NOTICE: The Cherokee Nation website will be offline intermittently on Saturday, Nov. 23, to allow for routine server maintenance.

Real Estate Services

Administration of Estates

The administration of an estate, also known as probating an estate, is a legal process commenced after a person’s death to determine the deceased’s assets, the value of those assets, and the distribution of those assets, according to law.

Restricted property
If the deceased owned restricted or fee property, it must be probated separately in the District Court of Oklahoma in the county where the deceased lived.  The Real Estate Services office of Cherokee Nation can assist with this process.

Trust property
If the deceased owned trust land, the process to convey to successive generations is administered by the Office of Hearings and Appeals of the Department of the Interior.

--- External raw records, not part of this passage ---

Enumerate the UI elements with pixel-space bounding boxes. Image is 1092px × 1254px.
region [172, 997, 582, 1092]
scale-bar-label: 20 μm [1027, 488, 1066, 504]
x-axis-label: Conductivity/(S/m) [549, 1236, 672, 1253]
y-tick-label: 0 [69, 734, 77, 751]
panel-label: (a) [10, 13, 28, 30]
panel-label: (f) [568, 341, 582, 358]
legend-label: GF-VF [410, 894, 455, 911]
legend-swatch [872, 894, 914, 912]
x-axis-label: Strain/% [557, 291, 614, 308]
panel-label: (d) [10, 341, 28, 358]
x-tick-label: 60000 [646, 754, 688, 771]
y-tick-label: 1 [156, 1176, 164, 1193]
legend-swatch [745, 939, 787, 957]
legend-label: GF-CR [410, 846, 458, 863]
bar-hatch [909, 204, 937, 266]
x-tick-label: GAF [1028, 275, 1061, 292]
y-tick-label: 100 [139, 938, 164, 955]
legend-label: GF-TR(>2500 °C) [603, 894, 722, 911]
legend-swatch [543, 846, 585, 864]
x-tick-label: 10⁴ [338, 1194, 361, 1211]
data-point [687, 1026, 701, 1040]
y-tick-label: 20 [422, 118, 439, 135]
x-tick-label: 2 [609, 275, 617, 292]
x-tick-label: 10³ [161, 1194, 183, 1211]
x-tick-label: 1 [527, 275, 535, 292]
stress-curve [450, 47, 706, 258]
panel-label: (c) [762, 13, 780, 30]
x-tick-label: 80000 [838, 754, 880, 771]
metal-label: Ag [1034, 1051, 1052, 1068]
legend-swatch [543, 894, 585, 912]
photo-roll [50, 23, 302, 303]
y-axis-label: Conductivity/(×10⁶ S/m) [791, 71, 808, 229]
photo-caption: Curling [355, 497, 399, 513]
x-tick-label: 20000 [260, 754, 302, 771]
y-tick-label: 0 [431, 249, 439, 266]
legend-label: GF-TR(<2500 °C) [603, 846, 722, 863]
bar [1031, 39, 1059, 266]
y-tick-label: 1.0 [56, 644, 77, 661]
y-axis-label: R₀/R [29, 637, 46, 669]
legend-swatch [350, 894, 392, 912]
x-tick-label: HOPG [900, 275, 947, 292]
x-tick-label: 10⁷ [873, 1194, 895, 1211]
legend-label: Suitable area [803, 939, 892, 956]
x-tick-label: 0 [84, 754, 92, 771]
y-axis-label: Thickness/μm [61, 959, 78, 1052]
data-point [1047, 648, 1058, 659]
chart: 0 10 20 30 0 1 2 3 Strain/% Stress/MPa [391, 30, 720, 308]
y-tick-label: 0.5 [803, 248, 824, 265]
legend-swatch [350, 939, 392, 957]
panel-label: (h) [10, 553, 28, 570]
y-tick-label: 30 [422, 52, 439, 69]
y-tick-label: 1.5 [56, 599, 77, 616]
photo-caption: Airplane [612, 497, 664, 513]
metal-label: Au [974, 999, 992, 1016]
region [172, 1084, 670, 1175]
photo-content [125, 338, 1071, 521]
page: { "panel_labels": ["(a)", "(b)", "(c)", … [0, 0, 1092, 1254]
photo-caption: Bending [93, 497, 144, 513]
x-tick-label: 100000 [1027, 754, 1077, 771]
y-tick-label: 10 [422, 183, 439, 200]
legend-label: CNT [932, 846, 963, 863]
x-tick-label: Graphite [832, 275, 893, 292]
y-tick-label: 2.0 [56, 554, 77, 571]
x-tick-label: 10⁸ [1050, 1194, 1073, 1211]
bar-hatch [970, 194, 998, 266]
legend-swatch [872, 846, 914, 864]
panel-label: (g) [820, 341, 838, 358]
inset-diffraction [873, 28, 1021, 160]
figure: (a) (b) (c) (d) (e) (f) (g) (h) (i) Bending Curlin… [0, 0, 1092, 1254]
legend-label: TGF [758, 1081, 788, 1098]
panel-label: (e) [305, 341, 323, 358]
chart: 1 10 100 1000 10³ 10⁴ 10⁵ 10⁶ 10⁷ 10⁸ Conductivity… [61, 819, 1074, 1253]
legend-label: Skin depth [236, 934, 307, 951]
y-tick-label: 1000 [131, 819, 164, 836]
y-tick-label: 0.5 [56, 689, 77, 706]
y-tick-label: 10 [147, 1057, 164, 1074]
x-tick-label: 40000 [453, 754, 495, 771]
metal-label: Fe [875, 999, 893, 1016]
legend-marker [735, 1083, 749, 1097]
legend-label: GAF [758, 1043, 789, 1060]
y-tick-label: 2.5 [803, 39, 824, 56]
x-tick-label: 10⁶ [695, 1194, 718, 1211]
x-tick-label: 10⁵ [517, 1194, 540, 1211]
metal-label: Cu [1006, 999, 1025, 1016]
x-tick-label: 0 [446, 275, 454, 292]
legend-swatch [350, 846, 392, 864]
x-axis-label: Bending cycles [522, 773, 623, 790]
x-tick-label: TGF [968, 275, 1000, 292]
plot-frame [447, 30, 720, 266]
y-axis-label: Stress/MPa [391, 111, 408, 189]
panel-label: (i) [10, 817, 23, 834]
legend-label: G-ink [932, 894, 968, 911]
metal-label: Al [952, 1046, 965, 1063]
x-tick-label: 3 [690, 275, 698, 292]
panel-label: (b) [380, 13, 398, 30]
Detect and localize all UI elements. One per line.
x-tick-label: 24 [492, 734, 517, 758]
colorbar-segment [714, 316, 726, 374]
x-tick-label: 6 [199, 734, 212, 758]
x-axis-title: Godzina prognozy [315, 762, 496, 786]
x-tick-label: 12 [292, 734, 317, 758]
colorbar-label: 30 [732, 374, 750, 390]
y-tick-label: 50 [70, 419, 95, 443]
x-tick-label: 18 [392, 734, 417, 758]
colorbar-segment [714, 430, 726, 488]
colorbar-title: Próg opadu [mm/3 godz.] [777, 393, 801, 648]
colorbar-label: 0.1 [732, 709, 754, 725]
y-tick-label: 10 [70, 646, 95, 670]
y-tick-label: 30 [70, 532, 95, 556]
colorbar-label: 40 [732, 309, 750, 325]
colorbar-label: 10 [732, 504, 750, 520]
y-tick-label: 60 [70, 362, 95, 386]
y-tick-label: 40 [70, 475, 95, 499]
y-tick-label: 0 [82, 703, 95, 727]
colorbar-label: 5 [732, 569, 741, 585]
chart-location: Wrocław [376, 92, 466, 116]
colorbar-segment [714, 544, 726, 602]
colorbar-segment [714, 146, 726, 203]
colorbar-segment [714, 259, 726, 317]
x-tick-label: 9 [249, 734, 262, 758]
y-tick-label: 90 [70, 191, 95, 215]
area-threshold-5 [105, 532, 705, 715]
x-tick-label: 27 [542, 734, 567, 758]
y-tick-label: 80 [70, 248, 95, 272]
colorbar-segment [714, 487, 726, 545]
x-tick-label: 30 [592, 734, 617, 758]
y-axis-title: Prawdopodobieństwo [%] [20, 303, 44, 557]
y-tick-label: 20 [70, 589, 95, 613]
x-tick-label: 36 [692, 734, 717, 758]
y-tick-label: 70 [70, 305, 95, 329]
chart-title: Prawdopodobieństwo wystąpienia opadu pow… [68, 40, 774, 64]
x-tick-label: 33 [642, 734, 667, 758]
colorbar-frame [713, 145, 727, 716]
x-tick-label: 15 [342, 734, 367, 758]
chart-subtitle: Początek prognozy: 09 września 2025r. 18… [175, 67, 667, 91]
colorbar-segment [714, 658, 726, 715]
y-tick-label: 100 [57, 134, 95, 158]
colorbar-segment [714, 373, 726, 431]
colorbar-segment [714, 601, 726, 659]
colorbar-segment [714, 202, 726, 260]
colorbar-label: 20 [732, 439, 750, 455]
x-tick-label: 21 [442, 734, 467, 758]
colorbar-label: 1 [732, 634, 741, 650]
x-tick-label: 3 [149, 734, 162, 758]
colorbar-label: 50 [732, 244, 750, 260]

The Real Estate Services office of Cherokee Nation can assist with this process.

Frequently Asked Questions

How do I know if my land is in Trust?

The County Clerk where the land is located will have recorded title documentation stating the grantee to be United States of America in Trust for an individual. The conveyance documents contain authority language and the signature of a Bureau of Indian Affairs official.  The Trust land is not taxable under county ad valorem taxation laws.  A determination of trust status requires a search of land records.  You may also call the Real Estate Services office of Cherokee Nation.

Who can receive your Trust property if you die with a Last Will and Testament?

By writing a Will, your land can be transferred in trust to any Indian person, the tribe that has jurisdiction, or any Indian co-owners.  You can also transfer your land in trust to any of your descendants (your children, grandchildren, great-grandchildren, etc.) even if they are no Indian.  You can also transfer your interests out of trust to anybody.